Wednesday, June 23, 2010

Hair

As I mentioned in my last post, when I'm feeling ennuious (no, that's not a word, but it should be!), I develop 3 cravings: to eat junk food, to move away, and to wear makeup. There is, however, in recent months, another option. Lately, my general malaise has also been manifesting itself in a desire to cut my hair.

My ponytail measures 27 inches these days. It has already reached the point where people are awed by it, and there's really no incentive for me to keep growing it "until it starts to look ratty," as was my original plan. I'm growing weary of its demanding maintenance schedule (which requires a good half-hour of detangling every day, plus nightly braiding), and I've seen ladies with braids that extend past their butts, and I don't think they look all that good.

But still, I hesitate to sever all ties with my old friend (get it!?) just yet. I've begun to feel that my hair is my not-so-secret weapon. It's dramatic. It's a talking point. It gives people reason to notice me.
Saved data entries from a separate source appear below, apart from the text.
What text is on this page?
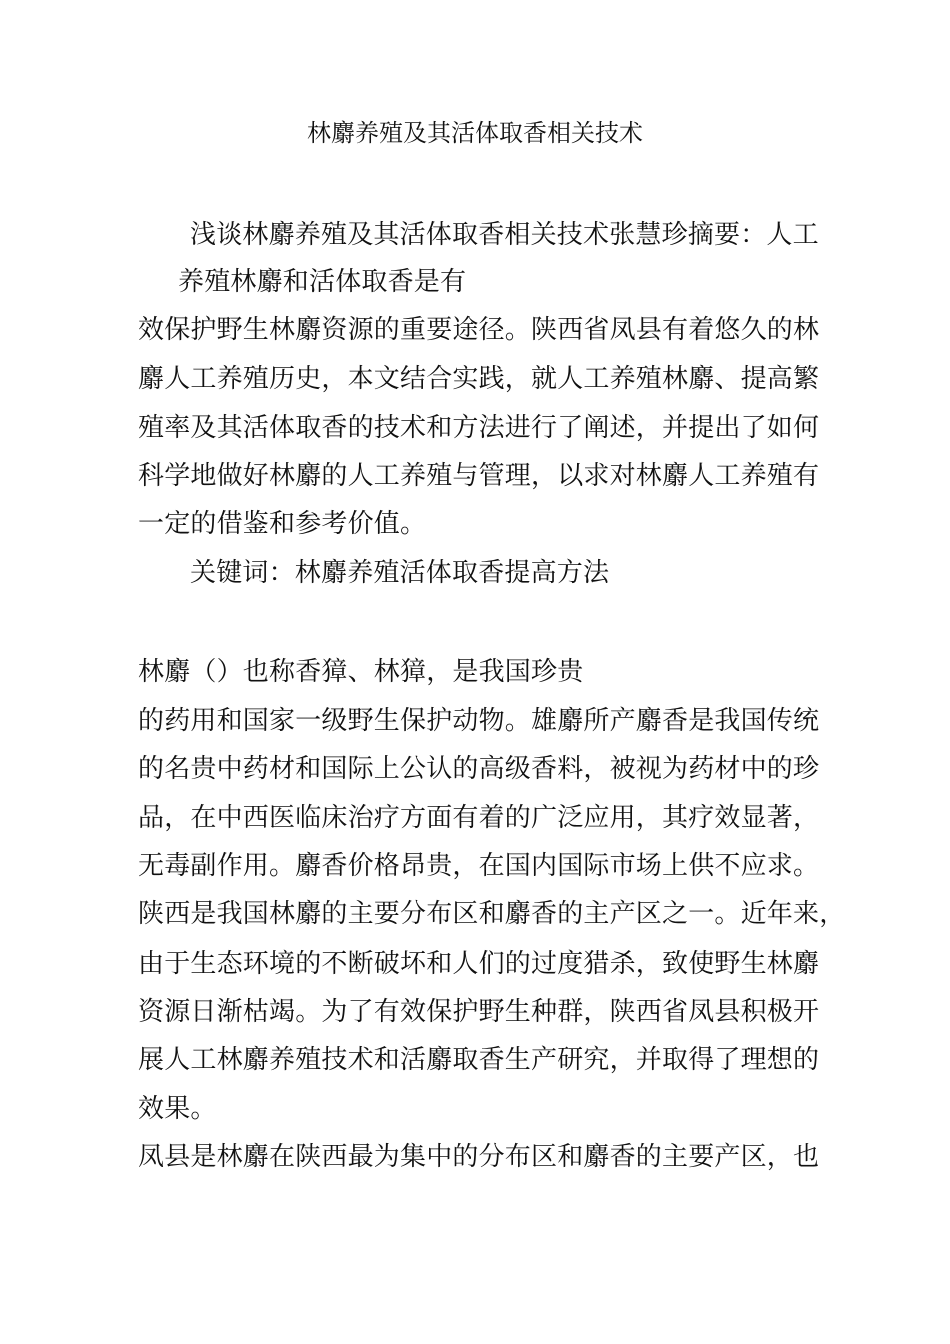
林麝养殖及其活体取香相关技术
浅谈林麝养殖及其活体取香相关技术张慧珍摘要：人工
养殖林麝和活体取香是有
效保护野生林麝资源的重要途径。陕西省凤县有着悠久的林
麝人工养殖历史，本文结合实践，就人工养殖林麝、提高繁
殖率及其活体取香的技术和方法进行了阐述，并提出了如何
科学地做好林麝的人工养殖与管理，以求对林麝人工养殖有
一定的借鉴和参考价值。
关键词：林麝养殖活体取香提高方法
林麝（）也称香獐、林獐，是我国珍贵
的药用和国家一级野生保护动物。雄麝所产麝香是我国传统
的名贵中药材和国际上公认的高级香料，被视为药材中的珍
品，在中西医临床治疗方面有着的广泛应用，其疗效显著，
无毒副作用。麝香价格昂贵，在国内国际市场上供不应求。
陕西是我国林麝的主要分布区和麝香的主产区之一。近年来，
由于生态环境的不断破坏和人们的过度猎杀，致使野生林麝
资源日渐枯竭。为了有效保护野生种群，陕西省凤县积极开
展人工林麝养殖技术和活麝取香生产研究，并取得了理想的
效果。
凤县是林麝在陕西最为集中的分布区和麝香的主要产区，也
Without this 2-foot clump of keratin trailing behind me, I fear I would recede into invisibility. Without "Wow, your hair is getting really long!" as an opening line, my reunions with long-unvisited friends and family members might never progress past the awkward-grinning phase. I have long suspected that one of my chief social failings is that people forget me as soon as I'm out of sight. Yet, I've come to believe that my hair is the only thing that might mitigate my forgettability (no, that's not a word, either. Get used to it). Without my ridiculously long mop, I worry there would be nothing distinctive about me.
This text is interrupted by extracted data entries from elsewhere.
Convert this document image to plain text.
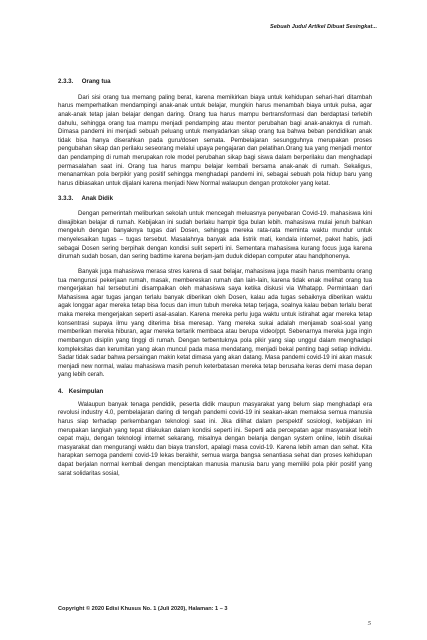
Sebuah Judul Artikel Dibuat Sesingkat...
2.3.3. Orang tua

Dari sisi orang tua memang paling berat, karena memikirkan biaya untuk kehidupan sehari-hari ditambah harus memperhatikan mendampingi anak-anak untuk belajar, mungkin harus menambah biaya untuk pulsa, agar anak-anak tetap jalan belajar dengan daring. Orang tua harus mampu bertransformasi dan berdaptasi terlebih dahulu, sehingga orang tua mampu menjadi pendamping atau mentor perubahan bagi anak-anaknya di rumah. Dimasa pandemi ini menjadi sebuah peluang untuk menyadarkan sikap orang tua bahwa beban pendidikan anak tidak bisa hanya diserahkan pada guru/dosen semata. Pembelajaran sesungguhnya merupakan proses pengubahan sikap dan perilaku seseorang melalui upaya pengajaran dan pelatihan.Orang tua yang menjadi mentor dan pendamping di rumah merupakan role model perubahan sikap bagi siswa dalam berperilaku dan menghadapi permasalahan saat ini. Orang tua harus mampu belajar kembali bersama anak-anak di rumah. Sekaligus, menanamkan pola berpikir yang positif sehingga menghadapi pandemi ini, sebagai sebuah pola hidup baru yang harus dibiasakan untuk dijalani karena menjadi New Normal walaupun dengan protokoler yang ketat.

3.3.3. Anak Didik

Dengan pemerintah meliburkan sekolah untuk mencegah meluasnya penyebaran Covid-19. mahasiswa kini diwajibkan belajar di rumah. Kebijakan ini sudah berlaku hampir tiga bulan lebih. mahasiswa mulai jenuh bahkan mengeluh dengan banyaknya tugas dari Dosen, sehingga mereka rata-rata meminta waktu mundur untuk menyelesaikan tugas – tugas tersebut. Masalahnya banyak ada listrik mati, kendala internet, paket habis, jadi sebagai Dosen sering berpihak dengan kondisi sulit seperti ini. Sementara mahasiswa kurang focus juga karena dirumah sudah bosan, dan sering badtime karena berjam-jam duduk didepan computer atau handphonenya.

Banyak juga mahasiswa merasa stres karena di saat belajar, mahasiswa juga masih harus membantu orang tua mengurusi pekerjaan rumah, masak, membereskan rumah dan lain-lain, karena tidak enak melihat orang tua mengerjakan hal tersebut.ini disampaikan oleh mahasiswa saya ketika diskusi via Whatapp. Permintaan dari Mahasiswa agar tugas jangan terlalu banyak diberikan oleh Dosen, kalau ada tugas sebaiknya diberikan waktu agak longgar agar mereka tetap bisa focus dan imun tubuh mereka tetap terjaga, soalnya kalau beban terlalu berat maka mereka mengerjakan seperti asal-asalan. Karena mereka perlu juga waktu untuk istirahat agar mereka tetap konsentrasi supaya ilmu yang diterima bisa meresap. Yang mereka sukai adalah menjawab soal-soal yang memberikan mereka hiburan, agar mereka tertarik membaca atau berupa video/ppt. Sebenarnya mereka juga ingin membangun disiplin yang tinggi di rumah. Dengan terbentuknya pola pikir yang siap unggul dalam menghadapi kompleksitas dan kerumitan yang akan muncul pada masa mendatang, menjadi bekal penting bagi setiap individu. Sadar tidak sadar bahwa persaingan makin ketat dimasa yang akan datang. Masa pandemi covid-19 ini akan masuk menjadi new normal, walau mahasiswa masih penuh keterbatasan mereka tetap berusaha keras demi masa depan yang lebih cerah.

4. Kesimpulan

Walaupun banyak tenaga pendidik, peserta didik maupun masyarakat yang belum siap menghadapi era revolusi industry 4.0, pembelajaran daring di tengah pandemi covid-19 ini seakan-akan memaksa semua manusia harus siap terhadap perkembangan teknologi saat ini. Jika dilihat dalam perspektif sosiologi, kebijakan ini merupakan langkah yang tepat dilakukan dalam kondisi seperti ini. Seperti ada percepatan agar masyarakat lebih cepat maju, dengan teknologi internet sekarang, misalnya dengan belanja dengan system online, lebih disukai masyarakat dan mengurangi waktu dan biaya transfort, apalagi masa covid-19. Karena lebih aman dan sehat. Kita harapkan semoga pandemi covid-19 lekas berakhir, semua warga bangsa senantiasa sehat dan proses kehidupan dapat berjalan normal kembali dengan menciptakan manusia manusia baru yang memiliki pola pikir positif yang sarat solidaritas sosial,

Copyright © 2020 Edisi Khusus No. 1 (Juli 2020), Halaman: 1 – 3
5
Before I commit to such a drastic move, I need to find another gimmick—something that makes me more than just another face in the crowd. There is that penchant that I have for one-of-a-kind thrift store getups... And last winter's experiment with knee socks as a wardrobe staple went off pretty well. Maybe I should learn to harness the power of accessorizing—without big tumors of hair sticking out of my head, I'd be free to wear things like hats! Or maybe I should just stop being so vain.
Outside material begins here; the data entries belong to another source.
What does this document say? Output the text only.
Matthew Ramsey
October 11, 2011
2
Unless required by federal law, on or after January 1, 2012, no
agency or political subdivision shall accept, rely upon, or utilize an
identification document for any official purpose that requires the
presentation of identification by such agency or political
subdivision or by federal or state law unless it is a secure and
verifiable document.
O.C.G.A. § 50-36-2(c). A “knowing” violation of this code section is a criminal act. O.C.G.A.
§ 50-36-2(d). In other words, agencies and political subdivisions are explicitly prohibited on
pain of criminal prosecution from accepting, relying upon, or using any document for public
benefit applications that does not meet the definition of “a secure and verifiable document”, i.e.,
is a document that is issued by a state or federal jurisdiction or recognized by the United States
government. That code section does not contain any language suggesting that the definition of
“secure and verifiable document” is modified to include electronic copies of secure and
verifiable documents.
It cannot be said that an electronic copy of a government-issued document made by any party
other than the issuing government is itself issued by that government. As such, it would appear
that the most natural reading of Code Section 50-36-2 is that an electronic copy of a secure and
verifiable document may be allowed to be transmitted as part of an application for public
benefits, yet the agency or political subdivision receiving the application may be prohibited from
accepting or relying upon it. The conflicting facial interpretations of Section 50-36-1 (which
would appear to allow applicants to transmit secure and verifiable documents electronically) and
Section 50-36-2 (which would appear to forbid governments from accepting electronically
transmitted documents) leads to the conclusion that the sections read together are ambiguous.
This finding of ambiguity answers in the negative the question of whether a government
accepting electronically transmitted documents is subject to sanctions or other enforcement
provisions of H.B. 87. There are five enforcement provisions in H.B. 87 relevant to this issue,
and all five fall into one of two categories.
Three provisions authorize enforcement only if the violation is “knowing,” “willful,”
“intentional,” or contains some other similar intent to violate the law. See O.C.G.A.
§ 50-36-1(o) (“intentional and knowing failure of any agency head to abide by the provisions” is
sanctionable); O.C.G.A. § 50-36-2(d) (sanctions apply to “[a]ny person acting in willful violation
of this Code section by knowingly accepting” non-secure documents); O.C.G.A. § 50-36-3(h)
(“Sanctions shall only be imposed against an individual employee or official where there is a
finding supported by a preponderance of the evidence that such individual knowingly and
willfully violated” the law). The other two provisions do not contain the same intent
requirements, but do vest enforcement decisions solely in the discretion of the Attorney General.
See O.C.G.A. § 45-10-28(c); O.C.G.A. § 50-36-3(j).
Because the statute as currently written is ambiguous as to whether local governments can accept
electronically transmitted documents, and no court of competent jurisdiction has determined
Anyway, while I'm pondering how to cut my hair without going through separation anxiety, I'll leave you to ponder this abbreviated top-ten list:

You know it's time to cut your hair...

  • When you can hit your funny bone with the end of your braid.
  • When you can use your hair in place of a scarf.
  • When you see your hairstyle reflected in a window, and you remind yourself of an alien in a Star Wars movie.
  • When a loose hair can work its way down your collar and become an instrument of itchy torture somewhere in the vicinity of your belly button!
  • When you start accidentally sitting on it.

1 comments:

Geoff said...

Cut off about 12 inches and use the rest to make one of those cool hair fountains that come out of the top of your heard - similar to Pebbles on The Flintstones.

You'll still stand out and it'll be more comfortable.